How to have plugin disable itself

How does a plugin disable itself. I figure it would do the usual things in the @PreDestroy method and then send a PluginDisabledEvent so Jira (the UPM) knows. But, I don’t see any examples of this.

I’m not sure if it is possible for a plugin to disable itself - what is the underlying problem you’re trying to solve that would necessitate this?

In theory it is possible - but I think you’ll get a lot of funkiness happening (like @HeyJoe mentioned).

You’d have to make use of PluginController (atlassian-plugins-api 4.0.0-m009 API) (or PluginManager) and just have it uninstall the plugin. That said - there will be thread, pointers, caches etc that will probably freak out since your thread is executing code that shouldn’t be existing at some point.

Just like @HeyJoe - I am curious what the underlying issue is…

Hi all,

Actually, the plugin is initiating its own “shutdown” by calling the usual methods during a disable or untinstall from the UPM, e.g., @PreDestroy methods, etc… I do this when detecting certain critical errors that need to be resolved before it can run properly instead of filling-up the logs with errors.

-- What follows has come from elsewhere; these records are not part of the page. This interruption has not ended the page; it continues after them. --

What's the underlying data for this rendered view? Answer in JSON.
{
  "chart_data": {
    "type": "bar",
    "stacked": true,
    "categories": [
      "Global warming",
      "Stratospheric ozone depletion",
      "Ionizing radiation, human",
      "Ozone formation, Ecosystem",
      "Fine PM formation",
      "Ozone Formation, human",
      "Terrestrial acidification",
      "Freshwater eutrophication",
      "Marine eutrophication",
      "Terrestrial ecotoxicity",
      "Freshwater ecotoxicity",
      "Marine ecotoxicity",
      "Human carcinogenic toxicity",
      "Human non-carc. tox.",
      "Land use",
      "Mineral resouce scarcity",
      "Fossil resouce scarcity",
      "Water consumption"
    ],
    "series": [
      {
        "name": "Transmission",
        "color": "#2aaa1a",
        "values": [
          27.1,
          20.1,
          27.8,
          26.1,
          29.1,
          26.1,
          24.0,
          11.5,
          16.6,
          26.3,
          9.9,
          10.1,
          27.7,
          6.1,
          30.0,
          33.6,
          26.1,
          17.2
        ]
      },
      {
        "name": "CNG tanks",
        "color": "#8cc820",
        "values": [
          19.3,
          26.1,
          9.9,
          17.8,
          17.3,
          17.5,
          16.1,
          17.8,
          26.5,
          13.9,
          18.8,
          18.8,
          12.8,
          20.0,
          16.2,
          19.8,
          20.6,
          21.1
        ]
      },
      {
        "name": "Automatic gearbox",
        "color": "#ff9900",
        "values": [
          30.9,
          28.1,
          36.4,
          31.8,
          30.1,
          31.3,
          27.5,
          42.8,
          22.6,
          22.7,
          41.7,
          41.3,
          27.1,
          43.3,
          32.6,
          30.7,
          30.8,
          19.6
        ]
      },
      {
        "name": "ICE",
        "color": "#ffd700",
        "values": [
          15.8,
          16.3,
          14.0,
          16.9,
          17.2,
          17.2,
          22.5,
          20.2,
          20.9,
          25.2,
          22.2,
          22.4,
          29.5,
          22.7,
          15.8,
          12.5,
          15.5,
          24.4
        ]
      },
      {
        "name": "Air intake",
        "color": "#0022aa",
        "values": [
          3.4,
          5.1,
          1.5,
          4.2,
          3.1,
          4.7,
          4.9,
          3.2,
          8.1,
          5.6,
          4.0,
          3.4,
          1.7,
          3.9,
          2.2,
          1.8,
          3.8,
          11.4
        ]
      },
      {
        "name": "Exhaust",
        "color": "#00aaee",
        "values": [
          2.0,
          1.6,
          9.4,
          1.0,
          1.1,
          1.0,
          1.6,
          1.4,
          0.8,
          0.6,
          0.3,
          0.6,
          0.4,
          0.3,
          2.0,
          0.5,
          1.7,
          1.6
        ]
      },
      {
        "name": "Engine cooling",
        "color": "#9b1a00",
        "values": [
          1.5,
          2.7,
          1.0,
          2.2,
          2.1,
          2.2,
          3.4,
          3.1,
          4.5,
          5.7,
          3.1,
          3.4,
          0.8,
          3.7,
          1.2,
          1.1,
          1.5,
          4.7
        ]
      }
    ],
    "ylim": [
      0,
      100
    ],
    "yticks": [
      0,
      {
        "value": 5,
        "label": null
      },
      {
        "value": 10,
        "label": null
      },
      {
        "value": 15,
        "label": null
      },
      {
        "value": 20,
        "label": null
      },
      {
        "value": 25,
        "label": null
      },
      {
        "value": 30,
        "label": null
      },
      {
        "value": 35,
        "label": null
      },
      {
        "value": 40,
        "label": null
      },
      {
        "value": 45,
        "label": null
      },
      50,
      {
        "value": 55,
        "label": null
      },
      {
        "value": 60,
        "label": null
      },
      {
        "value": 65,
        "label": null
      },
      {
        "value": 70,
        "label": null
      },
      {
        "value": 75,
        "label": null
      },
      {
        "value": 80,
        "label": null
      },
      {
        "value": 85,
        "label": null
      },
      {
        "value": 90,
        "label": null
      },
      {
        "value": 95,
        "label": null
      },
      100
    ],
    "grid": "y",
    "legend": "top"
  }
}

So, I can shutdown the plugin internally, but the UPM doesn’t know about it and it still shows the plugin as enabled, which is misleading to the users. I figured all I need to do is just send a PluginDisabledEvent so the UPM could know about it, but that’s just a guess and I couldn’t find any examples of that even in the base Jira source.

Hi Daniel,

Thanks for the reference to PluginController; seems right but I don’t understand why you would say that the plugin code would still be running. Shouldn’t it call the @PreDestroy methods of the plugin as usual?

That depends on how good each of the module creators have been… (this is not a common use case).

What do you mean by module creators? You mean the developers?

Yeah. Each module descriptor has its own way of handling things. For example the cache manager def doesn’t handle things disappearing on it.

Ok, so I guess the verdict is that although PluginController and PluginManager are interesting, they aren’t stable solutions. Thanks Daniel.